A loving person lives in a loving world. A hostile person lives in a hostile world. Everyone you meet is your mirror.
Mirrors have a very particular function. They reflect the image in front of them. Just as a physical mirror serves as the vehicle to reflection, so do all of the people in our lives.
When we see something beautiful such as a flower garden, that garden serves as a reflection. In order to see the beauty in front of us, we must be able to see the beauty inside of ourselves. When we love someone, it’s a reflection of loving ourselves. When we love someone, it’s a reflection of loving ourselves. We have often heard things like “I love how I am when I’m with that person.” That simply translates into “I’m able to love me when I love that other person.” Oftentimes, when we meet someone new, we feel as though we “click”. Sometimes it’s as if we’ve known each other for a long time. That feeling can come from sharing similarities.

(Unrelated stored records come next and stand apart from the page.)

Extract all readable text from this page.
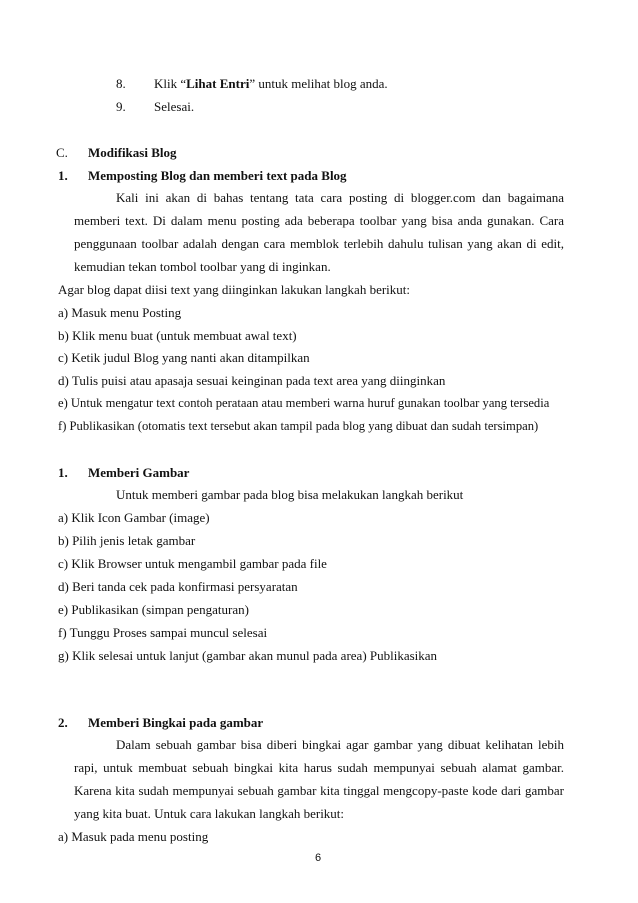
8. Klik “Lihat Entri” untuk melihat blog anda.
9. Selesai.
C. Modifikasi Blog
1. Memposting Blog dan memberi text pada Blog
Kali ini akan di bahas tentang tata cara posting di blogger.com dan bagaimana
memberi text. Di dalam menu posting ada beberapa toolbar yang bisa anda gunakan. Cara
penggunaan toolbar adalah dengan cara memblok terlebih dahulu tulisan yang akan di edit,
kemudian tekan tombol toolbar yang di inginkan.
Agar blog dapat diisi text yang diinginkan lakukan langkah berikut:
a) Masuk menu Posting
b) Klik menu buat (untuk membuat awal text)
c) Ketik judul Blog yang nanti akan ditampilkan
d) Tulis puisi atau apasaja sesuai keinginan pada text area yang diinginkan
e) Untuk mengatur text contoh perataan atau memberi warna huruf gunakan toolbar yang tersedia
f) Publikasikan (otomatis text tersebut akan tampil pada blog yang dibuat dan sudah tersimpan)
1. Memberi Gambar
Untuk memberi gambar pada blog bisa melakukan langkah berikut
a) Klik Icon Gambar (image)
b) Pilih jenis letak gambar
c) Klik Browser untuk mengambil gambar pada file
d) Beri tanda cek pada konfirmasi persyaratan
e) Publikasikan (simpan pengaturan)
f) Tunggu Proses sampai muncul selesai
g) Klik selesai untuk lanjut (gambar akan munul pada area) Publikasikan
2. Memberi Bingkai pada gambar
Dalam sebuah gambar bisa diberi bingkai agar gambar yang dibuat kelihatan lebih
rapi, untuk membuat sebuah bingkai kita harus sudah mempunyai sebuah alamat gambar.
Karena kita sudah mempunyai sebuah gambar kita tinggal mengcopy-paste kode dari gambar
yang kita buat. Untuk cara lakukan langkah berikut:
a) Masuk pada menu posting
6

Just as the “mirror” or other person can be a positive reflection, it is more likely that we’ll notice it when it has a negative connotation. For example, it’s easy to remember times when we have met someone we’re not particularly crazy about. We may have some criticism in our mind about the person. This is especially true when we get to know someone with whom we would rather spend less time.
Frequently, when we dislike qualities in other people, ironically, it’s usually the mirror that’s speaking to us.
I began questioning myself further each time I encountered someone that I didn’t particularly like. Each time, I asked myself, “What is it about that person that I don’t like?” and then “Is there something similar in me?” in every instance, I could see a piece of that quality in me, and sometimes I had to really get very introspective. So what did that mean?
It means that just as I can get annoyed or disturbed when I notice that aspect in someone else, I better reexamine my qualities and consider making some changes. Even if I’m not willing to make a drastic change, at least I consider how I might modify some of the things that I’m doing.
At times we meet someone new and feel distant, disconnected, or disgusted. Although we don’t want to believe it, and it’s not easy or desirable to look further, it can be a great learning lesson to figure out what part of the person is being reflected in you. It’s simply just another way to create more self-awareness.